One full of tools and electronic test equipment, the other full of Demerol samples! This car will last a long time with minor maintenance. Not a bad badge of honor for a wallflower. Rearend Out back is a Quick Performance 9-inch rear end. Value was a selling point. And of course, Chevy had the Nova too, which price-wise right with the Fairmont.
I sold it because the body was in really bad shape. The custom eight-inch torque converter stalls to 6,000 rpm on the line. Don't Know Review Date: 11th October, 2006 Model year 1981 Year of manufacture 1981 First year of ownership 2005 Most recent year of ownership 2005 Engine and transmission 350 c. Yes Review Date: 3rd August, 2004 Faults: I had to replace the 3. Pontiac actually pulled the trigger on this in 1982, before deciding they had gone too far and bringing back a B-body for 1983. Marine blue, with blue interior.

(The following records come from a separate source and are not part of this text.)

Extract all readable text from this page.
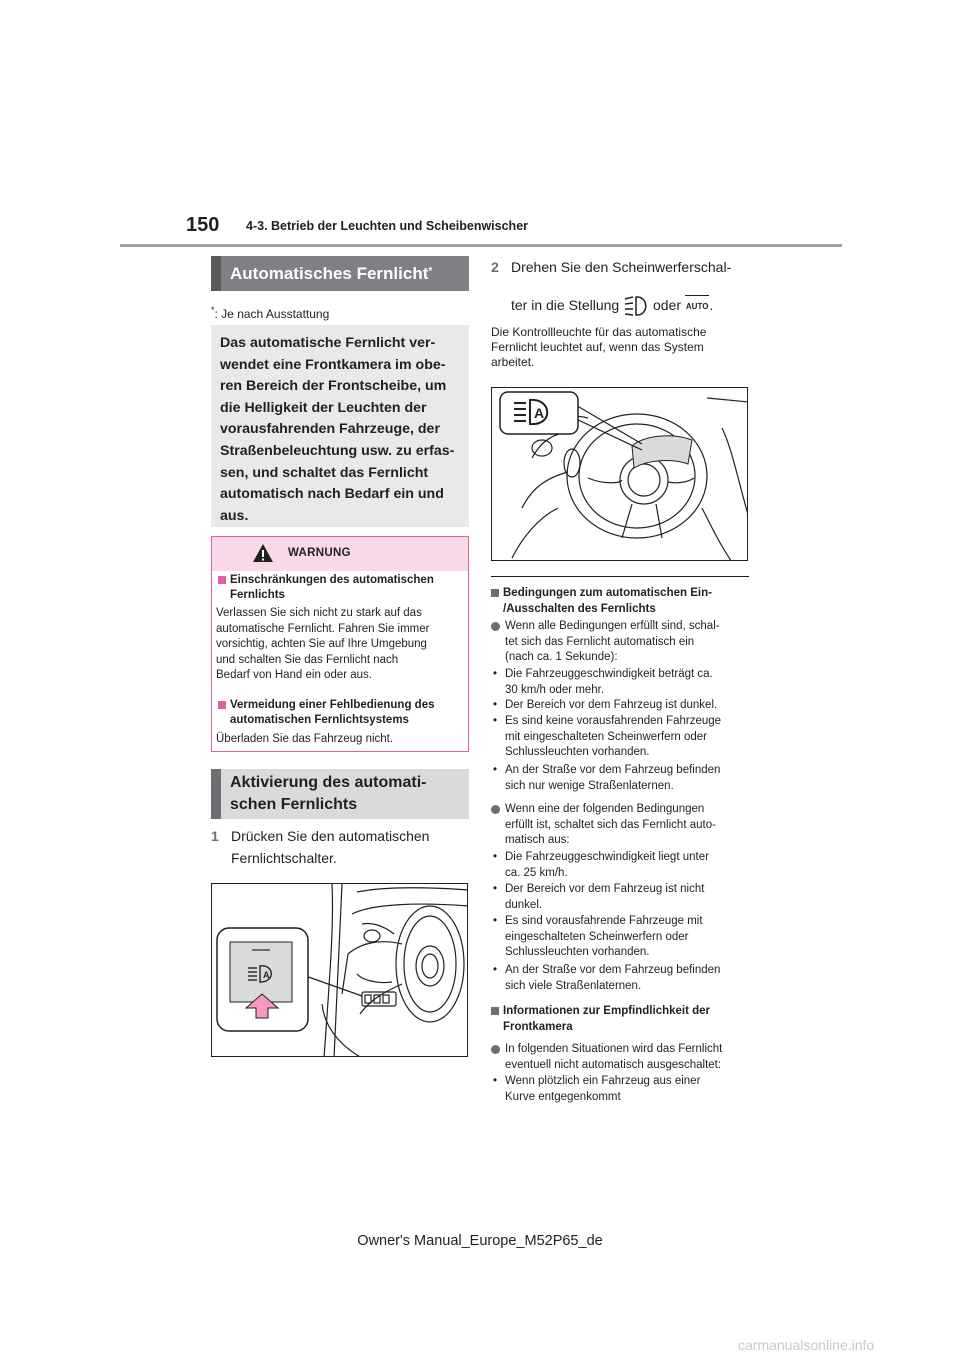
150 4-3. Betrieb der Leuchten und Scheibenwischer
Automatisches Fernlicht*
*: Je nach Ausstattung
Das automatische Fernlicht ver-
wendet eine Frontkamera im obe-
ren Bereich der Frontscheibe, um
die Helligkeit der Leuchten der
vorausfahrenden Fahrzeuge, der
Straßenbeleuchtung usw. zu erfas-
sen, und schaltet das Fernlicht
automatisch nach Bedarf ein und
aus.
WARNUNG
Einschränkungen des automatischen
Fernlichts
Verlassen Sie sich nicht zu stark auf das
automatische Fernlicht. Fahren Sie immer
vorsichtig, achten Sie auf Ihre Umgebung
und schalten Sie das Fernlicht nach
Bedarf von Hand ein oder aus.
Vermeidung einer Fehlbedienung des
automatischen Fernlichtsystems
Überladen Sie das Fahrzeug nicht.
Aktivierung des automati-
schen Fernlichts
1 Drücken Sie den automatischen
Fernlichtschalter.
A
2 Drehen Sie den Scheinwerferschal-
ter in die Stellung oder AUTO.
Die Kontrollleuchte für das automatische
Fernlicht leuchtet auf, wenn das System
arbeitet.
A
Bedingungen zum automatischen Ein-
/Ausschalten des Fernlichts
Wenn alle Bedingungen erfüllt sind, schal-
tet sich das Fernlicht automatisch ein
(nach ca. 1 Sekunde):
• Die Fahrzeuggeschwindigkeit beträgt ca.
30 km/h oder mehr.
• Der Bereich vor dem Fahrzeug ist dunkel.
• Es sind keine vorausfahrenden Fahrzeuge
mit eingeschalteten Scheinwerfern oder
Schlussleuchten vorhanden.
• An der Straße vor dem Fahrzeug befinden
sich nur wenige Straßenlaternen.
Wenn eine der folgenden Bedingungen
erfüllt ist, schaltet sich das Fernlicht auto-
matisch aus:
• Die Fahrzeuggeschwindigkeit liegt unter
ca. 25 km/h.
• Der Bereich vor dem Fahrzeug ist nicht
dunkel.
• Es sind vorausfahrende Fahrzeuge mit
eingeschalteten Scheinwerfern oder
Schlussleuchten vorhanden.
• An der Straße vor dem Fahrzeug befinden
sich viele Straßenlaternen.
Informationen zur Empfindlichkeit der
Frontkamera
In folgenden Situationen wird das Fernlicht
eventuell nicht automatisch ausgeschaltet:
• Wenn plötzlich ein Fahrzeug aus einer
Kurve entgegenkommt
Owner's Manual_Europe_M52P65_de
carmanualsonline.info
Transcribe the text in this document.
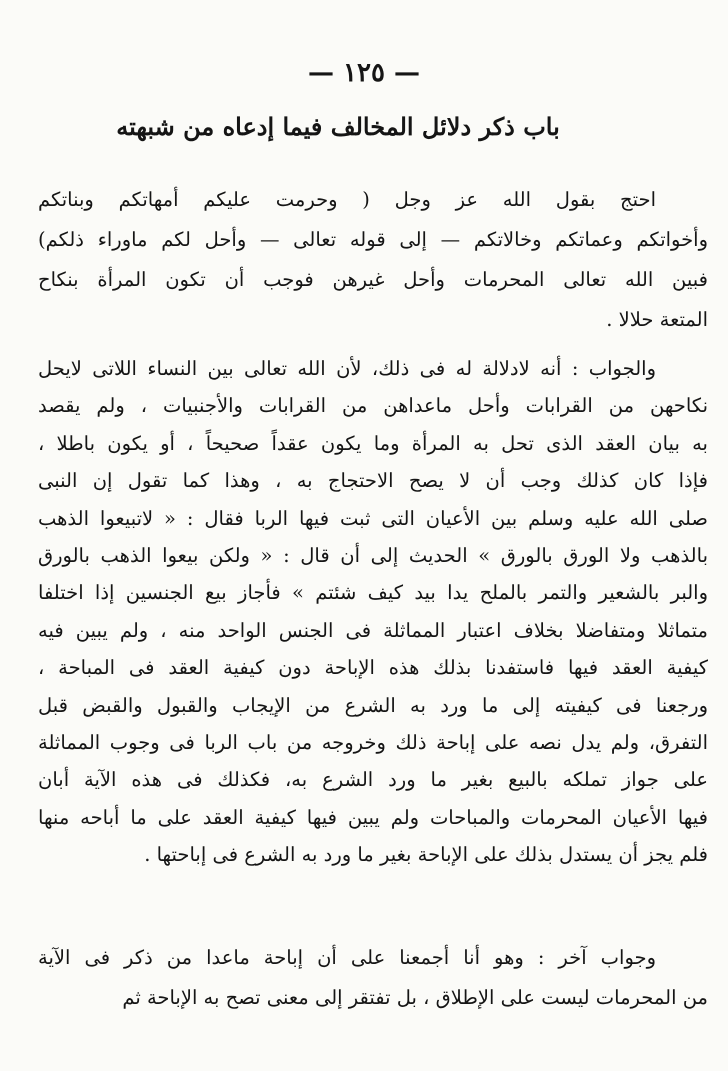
— ١٢٥ —
باب ذكر دلائل المخالف فيما إدعاه من شبهته
احتج بقول الله عز وجل ( وحرمت عليكم أمهاتكم وبناتكم
وأخواتكم وعماتكم وخالاتكم — إلى قوله تعالى — وأحل لكم ماوراء ذلكم)
فبين الله تعالى المحرمات وأحل غيرهن فوجب أن تكون المرأة بنكاح
المتعة حلالا .
والجواب : أنه لادلالة له فى ذلك، لأن الله تعالى بين النساء اللاتى لايحل
نكاحهن من القرابات وأحل ماعداهن من القرابات والأجنبيات ، ولم يقصد
به بيان العقد الذى تحل به المرأة وما يكون عقداً صحيحاً ، أو يكون باطلا ،
فإذا كان كذلك وجب أن لا يصح الاحتجاج به ، وهذا كما تقول إن النبى
صلى الله عليه وسلم بين الأعيان التى ثبت فيها الربا فقال : « لاتبيعوا الذهب
بالذهب ولا الورق بالورق » الحديث إلى أن قال : « ولكن بيعوا الذهب بالورق
والبر بالشعير والتمر بالملح يدا بيد كيف شئتم » فأجاز بيع الجنسين إذا اختلفا
متماثلا ومتفاضلا بخلاف اعتبار المماثلة فى الجنس الواحد منه ، ولم يبين فيه
كيفية العقد فيها فاستفدنا بذلك هذه الإباحة دون كيفية العقد فى المباحة ،
ورجعنا فى كيفيته إلى ما ورد به الشرع من الإيجاب والقبول والقبض قبل
التفرق، ولم يدل نصه على إباحة ذلك وخروجه من باب الربا فى وجوب المماثلة
على جواز تملكه بالبيع بغير ما ورد الشرع به، فكذلك فى هذه الآية أبان
فيها الأعيان المحرمات والمباحات ولم يبين فيها كيفية العقد على ما أباحه منها
فلم يجز أن يستدل بذلك على الإباحة بغير ما ورد به الشرع فى إباحتها .
وجواب آخر : وهو أنا أجمعنا على أن إباحة ماعدا من ذكر فى الآية
من المحرمات ليست على الإطلاق ، بل تفتقر إلى معنى تصح به الإباحة ثم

The re-style was a step backward. The late 1970s and early 1980s were marked by a rapidly changing car market, brought about by economic turmoil, with wildly fluctuating oil prices and interest rates. The V8 cars were better, if not exactly stoplight drag terrors. Ironically, three decades later, the sedans appear to be the rarest-seen of all three body styles. And, yes, I am on the third headliner. The Malibu just looks awkwardly proportioned.
That car drove like a dream, was super quiet on the highway, was really comfortable and the larger V6 felt like a V8 was under hood. In addition the way both sides of the panels and trunk lines on both cars, both slanted at almost the same angle. The wagon faced similar troubles, with Malibu wagon sales dropping by 50% between 1980 and 1981. The Granada was noticeably slower. I do like the styling of these cars though, both pre- and post-facelift. Some folks primary concern about a car is getting from one place to another in comfort, not impress others.